When freezing a model, its float weights are replaced by quantized integer weights.

freeze(model)

Please refer to the examples for instantiations of that workflow.

Per-axis versus per-tensor

By default, all weights and activations are quantized per-tensor, as it is the quantization scheme that is compatible with the highest number of operations with minimal changes.

This can however lead to serious quantization errors if the corresponding tensors contain large outlier values: typically, this will lead to quantized tensors with most values set to zero (except the outliers).

To work around that issue, activations can also be quantized per-axis:

with calibration(per_axis=True):
    model(samples)

This is unlikely to produce a fully quantized graph however, since a lot of operations require per-tensor inputs, leading to a dequantization down the line.

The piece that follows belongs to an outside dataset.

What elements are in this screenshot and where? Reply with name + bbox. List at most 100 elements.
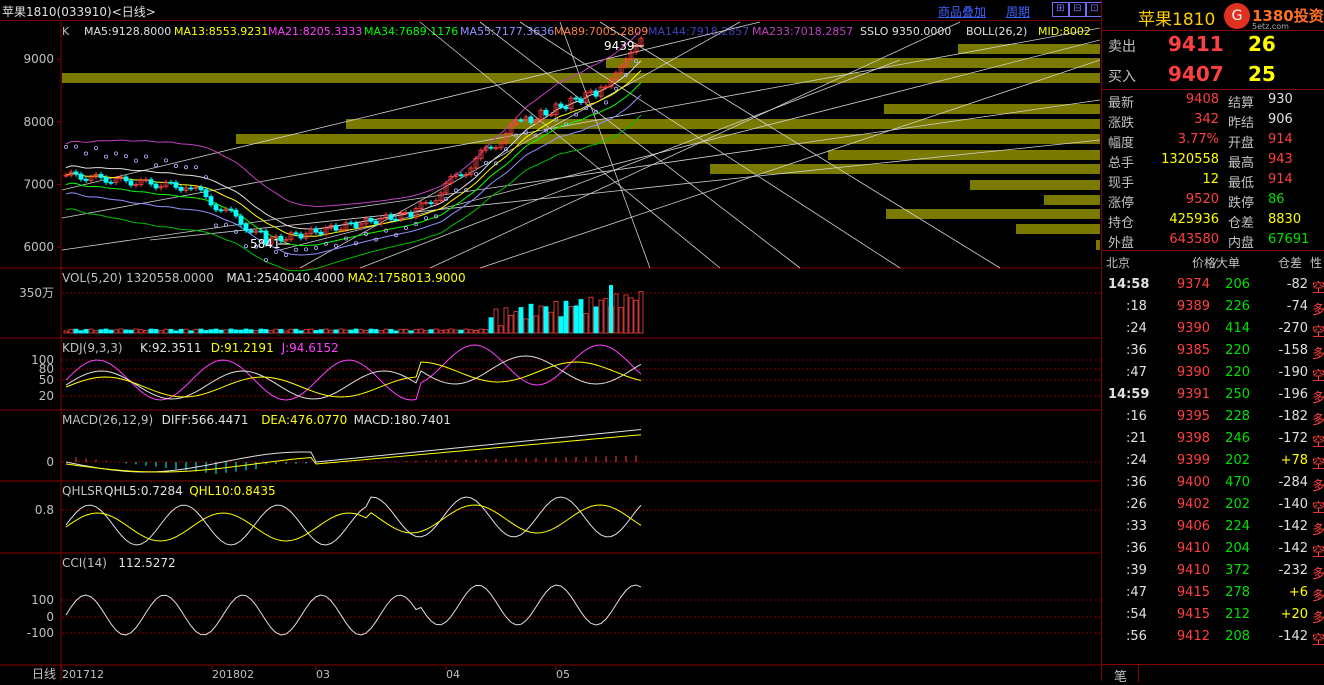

Typically, in a transformer model, per-axis activations of Q, K, V linear projections will be dequantized when they are split by heads, and the downstream matmul will be performed on float tensors.

In other words, quantizing activations per-axis will most of the time be equivalent to a weight-only quantization.

Implementation details

Under the hood, Quanto uses a torch.Tensor subclass (QTensor) to dispatch aten base operations to integer operations.

All integer operations accept QTensor with int8 data.

Most arithmetic operations return a QTensor with int32 data.

In addition to the quantized tensors, Quanto uses quantized modules as substitutes to some base torch modules to:

  • store quantized weights,
  • gather input and output scales to rescale QTensor int32 data to int8.

Eventually, the produced quantized graph should be passed to a specific inductor backend to fuse rescale into the previous operation.